4.57 Capacity of a communication channel. We consider a communication channel, with input X(t) ∈ {1, . . . , n}, and output Y(t) ∈ {1, . . . , m}, for t = 1, 2, . . . (in seconds, say). The relation between the input and the output is given statistically:
pij = prob(Y(t) = i|X(t) = j), i = 1, . . . , m, j = 1, . . . , n.
The matrix P ∈ R^m!n is called the channel transition matrix, and the channel is called a discrete memoryless channel.
A famous result of Shannon states that information can be sent over the communication channel, with arbitrarily small probability of error, at any rate less than a number C, called the channel capacity, in bits per second.

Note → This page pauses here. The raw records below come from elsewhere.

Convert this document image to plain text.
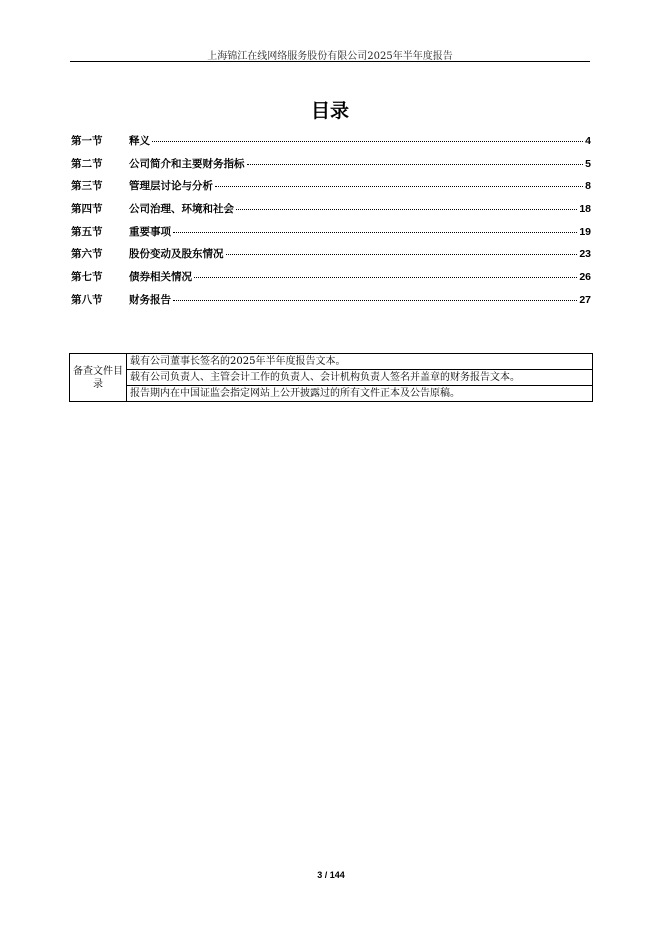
上海锦江在线网络服务股份有限公司2025年半年度报告
目录
第一节	释义	4
第二节	公司简介和主要财务指标	5
第三节	管理层讨论与分析	8
第四节	公司治理、环境和社会	18
第五节	重要事项	19
第六节	股份变动及股东情况	23
第七节	债券相关情况	26
第八节	财务报告	27
备查文件目录	载有公司董事长签名的2025年半年度报告文本。
载有公司负责人、主管会计工作的负责人、会计机构负责人签名并盖章的财务报告文本。
报告期内在中国证监会指定网站上公开披露过的所有文件正本及公告原稿。
3 / 144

Shannon also showed that the capacity of a discrete memoryless channel can be found by solving an optimization problem. Assume that X has a probability distribution denoted x ∈ R^n, i.e.,
xj = prob(X = j), j = 1, . . . , n.
The mutual information between X and Y is given by
I(X; Y) = ∑_{i=1}^m ∑_{j=1}^n xj pij log2(pij / ∑_{k=1}^n xk pik).
Then the channel capacity C is given by
C = sup_x I(X; Y),
where the supremum is over all possible probability distributions for the input X, i.e., over x ≵ 0, 1^T x = 1.
Show how the channel capacity can be computed using convex optimization.
Hint. Introduce the variable y = Px, which gives the probability distribution of the output Y, and show that the mutual information can be expressed as
I(X; Y) = c^T x − ∑_{i=1}^m yi log2 yi,
where cj = ∑_{i=1}^m pij log2 pij, j = 1, . . . , n.
Solution. The capacity is the optimal value of the problem
maximize f0(x) = ∑_{i=1}^m ∑_{j=1}^n xj pij log(pij / ∑_{k=1}^n xk pik)
subject to x ≵ 0, 1^T x = 1,
with variable x. It is possible to argue directly that the objective f0 (which is the mutual information between X and Y) is concave in x. This can be done several ways, starting from the example 3.19.
Another (related) approach is to follow the hint given, and introduce y = Px as another variable. We can express the mutual information in terms of x and y as
I(X; Y) = ∑_{i,j} xj pij log(pij / ∑_k xk pik)
= ∑_j xj ∑_i pij log pij − ∑_i yi log yi
= −c^T x − ∑_i yi log yi,
where cj = −∑_i pij log pij. Therefore the channel capacity problem can be expressed as
maximize I(X; Y) = −c^T x − ∑_i yi log yi
subject to x ≵ 0, 1^T x = 1
y = Px,
with variables x and y. The objective is a constant plus the entropy of y, hence concave, so this is a convex optimization problem.